The best parameters are: {'rf__max_depth': 20, 'rf__n_estimators': 50, 'tfidf__max_features': 20000, 'tfidf__ngram_range': (1, 2), 'tfidf__stop_words': 'english'}
The best cross-val score is: 0.7460


In [16]:
print(f"The training score for the best parameters is: {grid_rf.score(X_train, y_train):.4f}")
print(f"The test score for best parameters is: {grid_rf.score(X_test, y_test):.4f}")
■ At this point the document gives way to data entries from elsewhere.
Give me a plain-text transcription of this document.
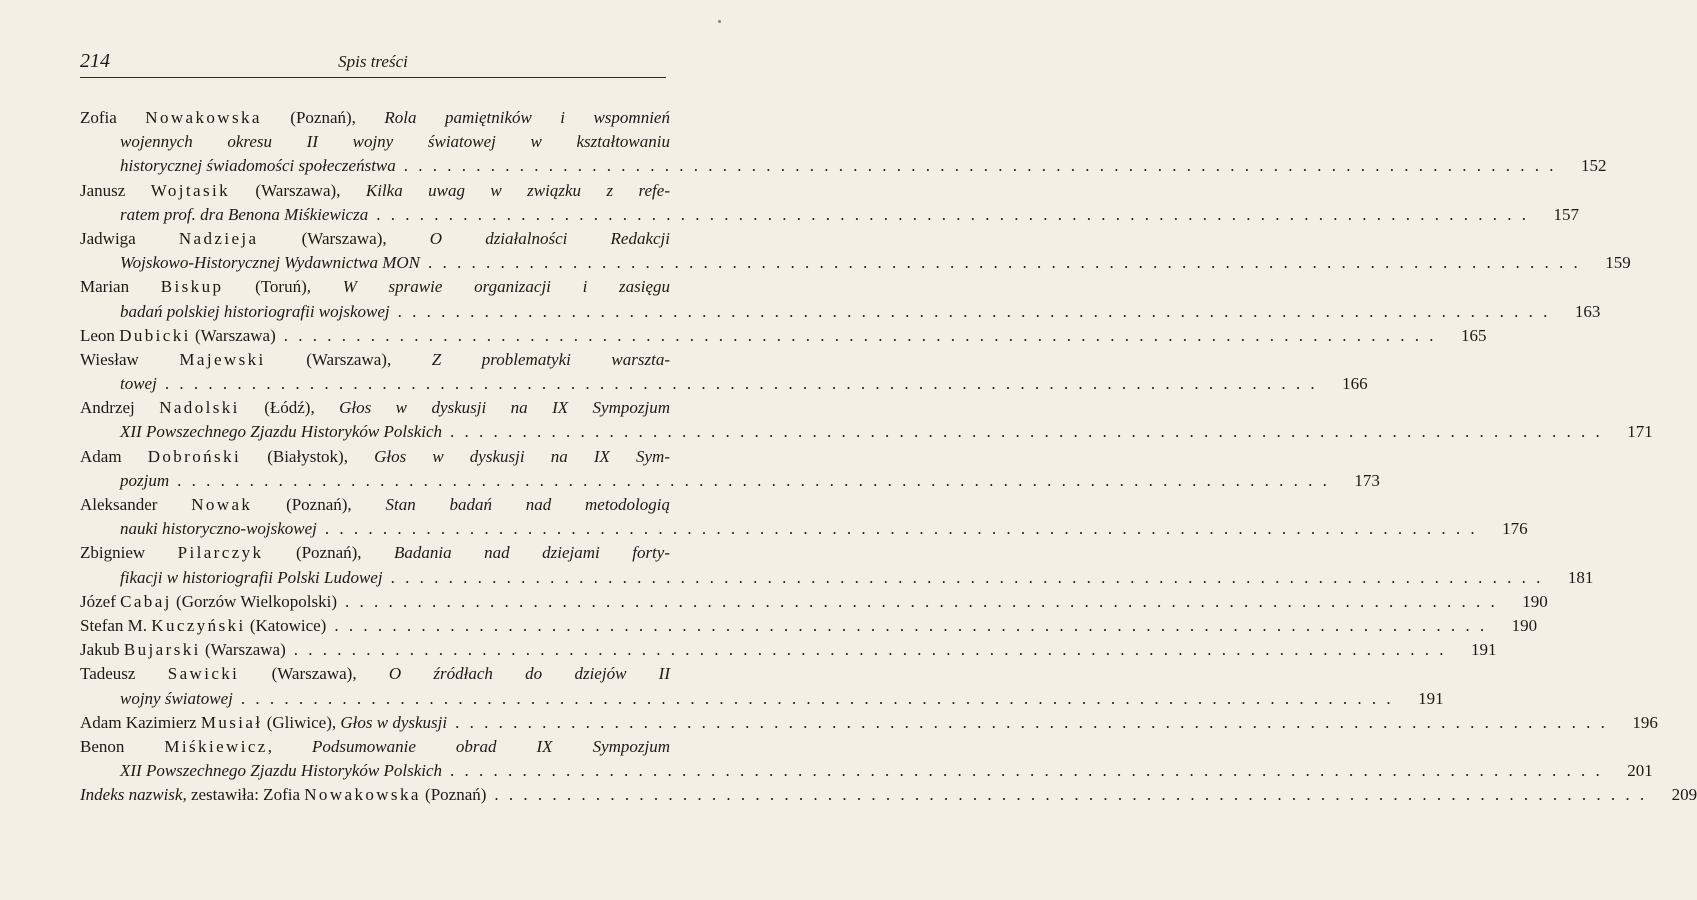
214	Spis treści
Zofia Nowakowska (Poznań), Rola pamiętników i wspomnień
wojennych okresu II wojny światowej w kształtowaniu
historycznej świadomości społeczeństwa . . . . . . . . . . . . . . . . . . . . . . . . . . . . . . . . . . . . . . . . . . . . . . . . . . . . . . . . . . . . . . . . . . . . . . . . . . . . . . . .	152
Janusz Wojtasik (Warszawa), Kilka uwag w związku z refe-
ratem prof. dra Benona Miśkiewicza . . . . . . . . . . . . . . . . . . . . . . . . . . . . . . . . . . . . . . . . . . . . . . . . . . . . . . . . . . . . . . . . . . . . . . . . . . . . . . . .	157
Jadwiga Nadzieja (Warszawa), O działalności Redakcji
Wojskowo-Historycznej Wydawnictwa MON . . . . . . . . . . . . . . . . . . . . . . . . . . . . . . . . . . . . . . . . . . . . . . . . . . . . . . . . . . . . . . . . . . . . . . . . . . . . . . . .	159
Marian Biskup (Toruń), W sprawie organizacji i zasięgu
badań polskiej historiografii wojskowej . . . . . . . . . . . . . . . . . . . . . . . . . . . . . . . . . . . . . . . . . . . . . . . . . . . . . . . . . . . . . . . . . . . . . . . . . . . . . . . .	163
Leon Dubicki (Warszawa) . . . . . . . . . . . . . . . . . . . . . . . . . . . . . . . . . . . . . . . . . . . . . . . . . . . . . . . . . . . . . . . . . . . . . . . . . . . . . . . .	165
Wiesław Majewski (Warszawa), Z problematyki warszta-
towej . . . . . . . . . . . . . . . . . . . . . . . . . . . . . . . . . . . . . . . . . . . . . . . . . . . . . . . . . . . . . . . . . . . . . . . . . . . . . . . .	166
Andrzej Nadolski (Łódź), Głos w dyskusji na IX Sympozjum
XII Powszechnego Zjazdu Historyków Polskich . . . . . . . . . . . . . . . . . . . . . . . . . . . . . . . . . . . . . . . . . . . . . . . . . . . . . . . . . . . . . . . . . . . . . . . . . . . . . . . .	171
Adam Dobroński (Białystok), Głos w dyskusji na IX Sym-
pozjum . . . . . . . . . . . . . . . . . . . . . . . . . . . . . . . . . . . . . . . . . . . . . . . . . . . . . . . . . . . . . . . . . . . . . . . . . . . . . . . .	173
Aleksander Nowak (Poznań), Stan badań nad metodologią
nauki historyczno-wojskowej . . . . . . . . . . . . . . . . . . . . . . . . . . . . . . . . . . . . . . . . . . . . . . . . . . . . . . . . . . . . . . . . . . . . . . . . . . . . . . . .	176
Zbigniew Pilarczyk (Poznań), Badania nad dziejami forty-
fikacji w historiografii Polski Ludowej . . . . . . . . . . . . . . . . . . . . . . . . . . . . . . . . . . . . . . . . . . . . . . . . . . . . . . . . . . . . . . . . . . . . . . . . . . . . . . . .	181
Józef Cabaj (Gorzów Wielkopolski) . . . . . . . . . . . . . . . . . . . . . . . . . . . . . . . . . . . . . . . . . . . . . . . . . . . . . . . . . . . . . . . . . . . . . . . . . . . . . . . .	190
Stefan M. Kuczyński (Katowice) . . . . . . . . . . . . . . . . . . . . . . . . . . . . . . . . . . . . . . . . . . . . . . . . . . . . . . . . . . . . . . . . . . . . . . . . . . . . . . . .	190
Jakub Bujarski (Warszawa) . . . . . . . . . . . . . . . . . . . . . . . . . . . . . . . . . . . . . . . . . . . . . . . . . . . . . . . . . . . . . . . . . . . . . . . . . . . . . . . .	191
Tadeusz Sawicki (Warszawa), O źródłach do dziejów II
wojny światowej . . . . . . . . . . . . . . . . . . . . . . . . . . . . . . . . . . . . . . . . . . . . . . . . . . . . . . . . . . . . . . . . . . . . . . . . . . . . . . . .	191
Adam Kazimierz Musiał (Gliwice), Głos w dyskusji . . . . . . . . . . . . . . . . . . . . . . . . . . . . . . . . . . . . . . . . . . . . . . . . . . . . . . . . . . . . . . . . . . . . . . . . . . . . . . . .	196
Benon Miśkiewicz, Podsumowanie obrad IX Sympozjum
XII Powszechnego Zjazdu Historyków Polskich . . . . . . . . . . . . . . . . . . . . . . . . . . . . . . . . . . . . . . . . . . . . . . . . . . . . . . . . . . . . . . . . . . . . . . . . . . . . . . . .	201
Indeks nazwisk, zestawiła: Zofia Nowakowska (Poznań) . . . . . . . . . . . . . . . . . . . . . . . . . . . . . . . . . . . . . . . . . . . . . . . . . . . . . . . . . . . . . . . . . . . . . . . . . . . . . . . .	209
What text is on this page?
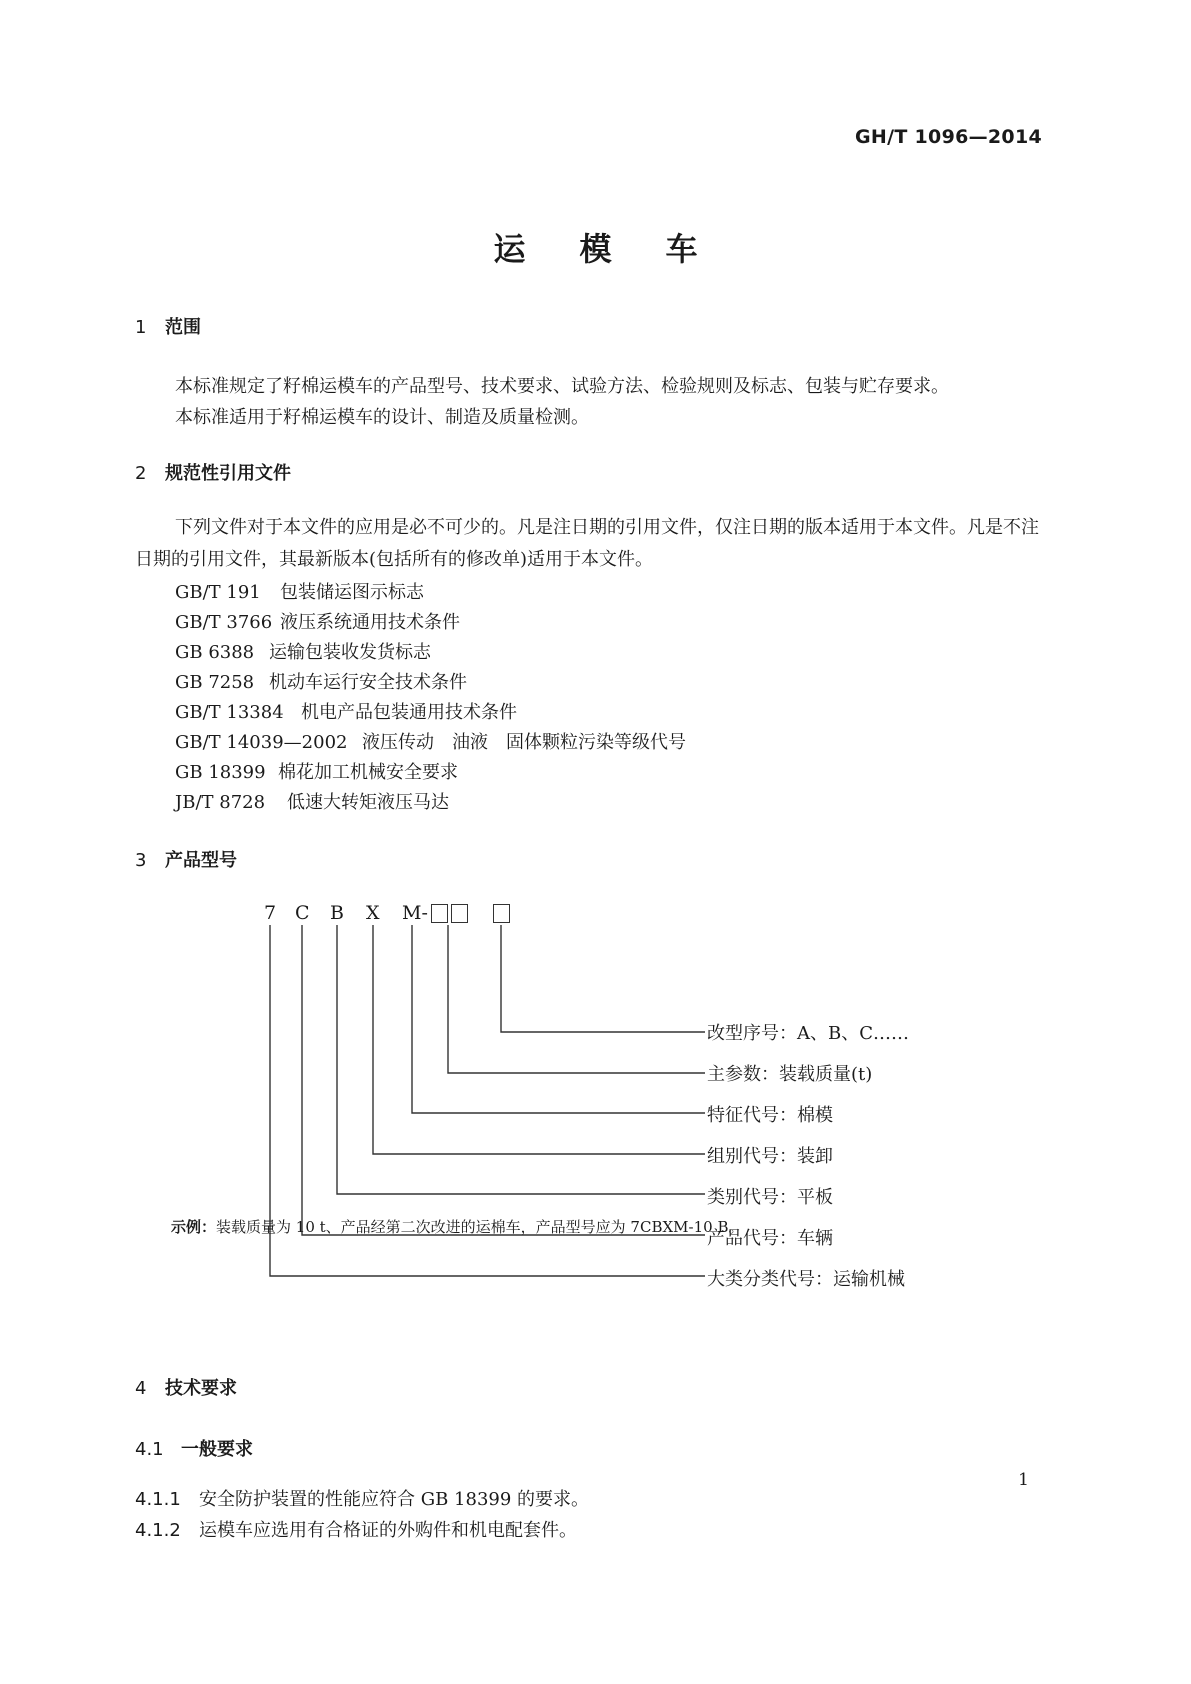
GH/T 1096—2014
运模车
1 范围
本标准规定了籽棉运模车的产品型号、技术要求、试验方法、检验规则及标志、包装与贮存要求。
本标准适用于籽棉运模车的设计、制造及质量检测。
2 规范性引用文件
下列文件对于本文件的应用是必不可少的。凡是注日期的引用文件，仅注日期的版本适用于本文件。凡是不注日期的引用文件，其最新版本(包括所有的修改单)适用于本文件。
GB/T 191 包装储运图示标志
GB/T 3766 液压系统通用技术条件
GB 6388 运输包装收发货标志
GB 7258 机动车运行安全技术条件
GB/T 13384 机电产品包装通用技术条件
GB/T 14039—2002 液压传动　油液　固体颗粒污染等级代号
GB 18399 棉花加工机械安全要求
JB/T 8728 低速大转矩液压马达
3 产品型号
7 C B X M-
改型序号：A、B、C……
主参数：装载质量(t)
特征代号：棉模
组别代号：装卸
类别代号：平板
产品代号：车辆
大类分类代号：运输机械
示例：装载质量为 10 t、产品经第二次改进的运棉车，产品型号应为 7CBXM-10 B。
4 技术要求
4.1 一般要求
4.1.1 安全防护装置的性能应符合 GB 18399 的要求。
4.1.2 运模车应选用有合格证的外购件和机电配套件。
1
The training score for the best parameters is: 0.7573
The test score for best parameters is: 0.7409


## Conclusions

This was not my main objective of this project, but it an interesting concept to look at classification of certain types of beers. I clearly need to tune hyperparameters due to variance/bias tradeoffs and explore additional classification modeling techniques, but it's another interesting beer top to investigate.